Разрыв со своей средой ради борьбы за социальную справедливость если и не принял тогда в России массовый характер, то, во всяком случае, стал знамением времени. О том свидетельствуют и документы истории, и воспоминания современников, но главное – художественная литература, с беспристрастностью летописца запечатлевшая этот процесс. Знаменательно, что самыми неистовыми «борцами» становились не дети «эксплуататоров», взбунтовавшиеся против участия родителей в подавлении свободы и равенства, а дети либералов и демократов, наслушавшиеся дома разговоров о несправедливости и отрицании консерватизма, набравшиеся в семье духа вольности, заразившиеся «крамолой», но со всем пылом восторженной юности устремившиеся к тем, кто звал не исправлять и совершенствовать, а низвергать и разрушать. Чем это кончилось, хорошо известно. Об этом предупреждали еще тогда истинно великие умы, способные видеть дальше ослепленных священной яростью своих современников. Но кто, где и когда слушал (и слушает!) мудрецов?

Сыну Мише не исполнилось еще и полугода, а его мать, нахватавшись первых сведений о том, что не все в этом мире гармонично и справедливо, уже была одержима жаждой участвовать в избавлении человечества от вселенского зла. Леля пригласила ее на «чашку чая» в свой дом, где регулярно собирались писатели и журналисты, адвокаты и университетские профессора, читались рефераты, велись дискуссии, шла напряженная интеллектуальная жизнь. На этот раз видный экономист и философ Петр Струве развивал и защищал реформаторские идеи Эдуарда Бернштейна. Впервые пришедшая на такие застолья симпатичная девочка, известная хозяину дома как подруга дочери, и не больше, взяла слово и запальчиво заявила, что России нужны «не реформы господина Бернштейна, а социальная революция». Воцарилось тягостное молчание. Спорить с барышней никто не стал, дискуссия прекратилась.

С чьего голоса она пела? Что не со своего – это ясно: к тому времени ее философский и литературный багаж едва ли превысил несколько книг и брошюр, ни о каком серьезном знании не могло быть и речи, никакой системы взглядов, пусть даже ошибочных, у нее не существовало. Откуда же взялся не столько этот апломб (он от характера), не столько смелость и дерзость (они от него же), но позиция, за которой не было и не могло быть ничего личного, обдуманного, осмысленного? А уж выстраданного – тем паче…

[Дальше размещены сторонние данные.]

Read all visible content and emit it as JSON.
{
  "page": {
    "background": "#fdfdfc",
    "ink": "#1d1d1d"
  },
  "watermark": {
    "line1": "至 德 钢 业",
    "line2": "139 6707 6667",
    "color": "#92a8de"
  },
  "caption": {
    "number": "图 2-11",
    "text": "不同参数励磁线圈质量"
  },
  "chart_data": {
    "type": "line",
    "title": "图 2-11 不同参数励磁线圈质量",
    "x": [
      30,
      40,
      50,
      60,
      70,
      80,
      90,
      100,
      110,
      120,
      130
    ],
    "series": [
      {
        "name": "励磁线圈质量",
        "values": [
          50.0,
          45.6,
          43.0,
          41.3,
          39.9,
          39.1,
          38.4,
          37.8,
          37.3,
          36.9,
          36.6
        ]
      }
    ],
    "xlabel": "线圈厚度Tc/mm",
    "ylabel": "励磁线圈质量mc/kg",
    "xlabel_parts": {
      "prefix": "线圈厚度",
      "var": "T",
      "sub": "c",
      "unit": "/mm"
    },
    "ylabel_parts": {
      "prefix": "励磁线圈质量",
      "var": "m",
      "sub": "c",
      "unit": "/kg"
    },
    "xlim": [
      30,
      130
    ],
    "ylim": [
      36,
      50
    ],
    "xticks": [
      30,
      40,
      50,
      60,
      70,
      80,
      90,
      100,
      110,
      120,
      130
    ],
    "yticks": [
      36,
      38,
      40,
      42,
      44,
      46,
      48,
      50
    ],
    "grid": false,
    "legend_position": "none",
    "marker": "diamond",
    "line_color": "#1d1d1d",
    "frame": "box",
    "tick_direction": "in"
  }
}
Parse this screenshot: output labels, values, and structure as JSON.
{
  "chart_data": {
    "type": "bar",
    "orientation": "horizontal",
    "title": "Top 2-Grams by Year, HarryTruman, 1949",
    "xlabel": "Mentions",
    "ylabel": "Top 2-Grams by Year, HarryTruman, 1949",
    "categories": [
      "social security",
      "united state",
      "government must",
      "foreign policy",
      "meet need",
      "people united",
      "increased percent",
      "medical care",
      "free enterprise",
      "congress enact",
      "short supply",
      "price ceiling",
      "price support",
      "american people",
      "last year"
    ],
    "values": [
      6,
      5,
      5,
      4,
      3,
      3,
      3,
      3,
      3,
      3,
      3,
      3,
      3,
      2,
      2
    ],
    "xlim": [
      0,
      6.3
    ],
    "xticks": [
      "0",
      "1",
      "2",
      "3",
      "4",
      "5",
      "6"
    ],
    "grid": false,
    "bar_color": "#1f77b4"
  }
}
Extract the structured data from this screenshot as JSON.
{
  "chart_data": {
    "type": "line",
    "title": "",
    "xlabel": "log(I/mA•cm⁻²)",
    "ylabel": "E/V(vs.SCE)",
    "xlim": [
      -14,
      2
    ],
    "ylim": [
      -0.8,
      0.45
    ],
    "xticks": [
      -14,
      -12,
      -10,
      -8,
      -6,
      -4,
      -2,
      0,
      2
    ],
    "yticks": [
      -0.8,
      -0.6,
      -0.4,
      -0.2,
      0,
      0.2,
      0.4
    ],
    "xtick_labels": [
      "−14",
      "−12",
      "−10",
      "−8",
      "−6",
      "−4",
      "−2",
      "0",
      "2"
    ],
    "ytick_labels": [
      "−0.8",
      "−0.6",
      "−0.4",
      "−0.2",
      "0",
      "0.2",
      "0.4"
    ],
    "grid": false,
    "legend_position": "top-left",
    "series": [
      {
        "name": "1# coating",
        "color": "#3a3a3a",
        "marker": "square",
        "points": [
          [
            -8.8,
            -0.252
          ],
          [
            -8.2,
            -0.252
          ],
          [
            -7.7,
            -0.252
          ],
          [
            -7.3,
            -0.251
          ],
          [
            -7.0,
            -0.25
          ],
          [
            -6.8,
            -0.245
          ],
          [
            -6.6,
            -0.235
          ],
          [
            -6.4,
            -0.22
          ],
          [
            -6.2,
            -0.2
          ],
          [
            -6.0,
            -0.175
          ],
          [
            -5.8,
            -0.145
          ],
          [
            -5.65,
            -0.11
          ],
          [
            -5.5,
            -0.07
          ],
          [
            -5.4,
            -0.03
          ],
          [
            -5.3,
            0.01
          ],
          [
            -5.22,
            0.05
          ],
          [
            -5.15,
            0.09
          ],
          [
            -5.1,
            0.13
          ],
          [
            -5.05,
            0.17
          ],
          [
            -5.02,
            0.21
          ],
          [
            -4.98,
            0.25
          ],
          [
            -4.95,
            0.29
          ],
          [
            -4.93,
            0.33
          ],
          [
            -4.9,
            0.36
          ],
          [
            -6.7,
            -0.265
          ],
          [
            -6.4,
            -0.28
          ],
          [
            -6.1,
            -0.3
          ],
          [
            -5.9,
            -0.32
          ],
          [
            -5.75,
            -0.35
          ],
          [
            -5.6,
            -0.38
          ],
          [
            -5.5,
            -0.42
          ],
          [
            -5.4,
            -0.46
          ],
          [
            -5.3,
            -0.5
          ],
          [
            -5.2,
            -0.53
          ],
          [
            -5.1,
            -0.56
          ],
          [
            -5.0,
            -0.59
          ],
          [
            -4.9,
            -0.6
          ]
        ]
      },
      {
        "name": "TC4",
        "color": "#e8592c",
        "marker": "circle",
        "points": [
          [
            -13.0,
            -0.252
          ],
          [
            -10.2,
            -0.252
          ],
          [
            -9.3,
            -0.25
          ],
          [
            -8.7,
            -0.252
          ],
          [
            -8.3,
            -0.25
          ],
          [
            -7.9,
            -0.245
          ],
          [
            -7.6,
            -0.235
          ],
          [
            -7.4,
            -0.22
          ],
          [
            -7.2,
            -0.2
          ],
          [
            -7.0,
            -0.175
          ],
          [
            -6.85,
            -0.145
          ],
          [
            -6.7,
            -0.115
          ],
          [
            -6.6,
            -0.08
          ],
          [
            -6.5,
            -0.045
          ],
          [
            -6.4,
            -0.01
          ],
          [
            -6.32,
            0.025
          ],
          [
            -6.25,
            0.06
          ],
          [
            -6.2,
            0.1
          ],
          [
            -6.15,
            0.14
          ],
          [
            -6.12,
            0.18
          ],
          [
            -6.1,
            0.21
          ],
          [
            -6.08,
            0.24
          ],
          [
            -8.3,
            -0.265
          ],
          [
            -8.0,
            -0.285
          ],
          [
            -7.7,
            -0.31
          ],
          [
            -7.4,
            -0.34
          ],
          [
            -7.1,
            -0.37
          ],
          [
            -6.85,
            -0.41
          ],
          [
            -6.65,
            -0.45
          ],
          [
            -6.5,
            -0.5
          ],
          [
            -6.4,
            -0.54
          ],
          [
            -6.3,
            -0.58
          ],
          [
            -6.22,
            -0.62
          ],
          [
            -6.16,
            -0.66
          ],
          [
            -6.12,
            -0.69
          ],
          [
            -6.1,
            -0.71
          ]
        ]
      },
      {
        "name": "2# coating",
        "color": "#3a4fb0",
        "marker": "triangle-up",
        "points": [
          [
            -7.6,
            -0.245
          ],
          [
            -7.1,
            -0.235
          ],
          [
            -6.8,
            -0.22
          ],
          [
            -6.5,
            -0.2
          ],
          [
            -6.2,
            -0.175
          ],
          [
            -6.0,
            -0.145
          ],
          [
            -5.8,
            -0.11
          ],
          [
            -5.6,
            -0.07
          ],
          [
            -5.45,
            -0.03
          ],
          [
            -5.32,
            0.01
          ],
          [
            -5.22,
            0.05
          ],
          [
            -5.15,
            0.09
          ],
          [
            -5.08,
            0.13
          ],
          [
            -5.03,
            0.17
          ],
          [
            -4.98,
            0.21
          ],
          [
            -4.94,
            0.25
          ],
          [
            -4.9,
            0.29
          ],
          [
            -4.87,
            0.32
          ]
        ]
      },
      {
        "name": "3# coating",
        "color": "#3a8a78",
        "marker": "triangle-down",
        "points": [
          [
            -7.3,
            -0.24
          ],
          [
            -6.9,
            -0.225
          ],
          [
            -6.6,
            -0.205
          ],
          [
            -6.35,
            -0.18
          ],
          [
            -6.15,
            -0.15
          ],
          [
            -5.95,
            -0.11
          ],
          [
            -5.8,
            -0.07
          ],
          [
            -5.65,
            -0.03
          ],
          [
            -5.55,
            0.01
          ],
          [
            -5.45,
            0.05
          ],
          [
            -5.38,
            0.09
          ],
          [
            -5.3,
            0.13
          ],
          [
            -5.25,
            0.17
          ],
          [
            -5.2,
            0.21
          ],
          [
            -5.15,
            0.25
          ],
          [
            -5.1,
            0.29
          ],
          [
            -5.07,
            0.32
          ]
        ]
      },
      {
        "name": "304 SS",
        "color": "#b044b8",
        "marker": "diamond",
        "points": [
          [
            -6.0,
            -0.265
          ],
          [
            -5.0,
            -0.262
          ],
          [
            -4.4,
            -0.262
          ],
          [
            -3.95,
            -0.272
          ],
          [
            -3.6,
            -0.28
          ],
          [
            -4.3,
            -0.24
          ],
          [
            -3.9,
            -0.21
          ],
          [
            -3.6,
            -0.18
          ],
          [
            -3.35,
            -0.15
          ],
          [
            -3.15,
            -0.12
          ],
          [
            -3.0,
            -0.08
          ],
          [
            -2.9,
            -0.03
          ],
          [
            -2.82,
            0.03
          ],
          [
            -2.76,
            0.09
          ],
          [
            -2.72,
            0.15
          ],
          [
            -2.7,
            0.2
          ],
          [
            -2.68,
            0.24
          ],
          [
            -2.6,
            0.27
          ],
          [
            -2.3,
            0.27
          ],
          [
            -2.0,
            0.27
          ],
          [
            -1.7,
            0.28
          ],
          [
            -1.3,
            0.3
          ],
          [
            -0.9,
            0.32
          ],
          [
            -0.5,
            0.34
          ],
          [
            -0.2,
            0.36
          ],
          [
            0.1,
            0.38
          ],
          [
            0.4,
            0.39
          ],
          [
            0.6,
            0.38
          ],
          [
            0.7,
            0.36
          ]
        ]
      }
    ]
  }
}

Скорее всего, эпатирующее заявление «за чайным столом» было подсказано Лелей Стасовой, не имевшей куража лично дерзить в родительском доме, но уже ставшей фанатичной марксисткой и использовавшей положение и имя отца в злонамеренных целях друзей-нелегалов. Сыграв свою роль, Александра органично вошла в нее, как входят во вкус, впервые отведав наркотик. «Дело», о котором она так мечтала, не зная, в чем оно заключается, вдруг обрело зримые очертания и стало путеводной звездой. Быть «против» – власти, привычек, морали, традиций, неважно чего, лишь бы против, – как известно, характерное свойство подобных натур.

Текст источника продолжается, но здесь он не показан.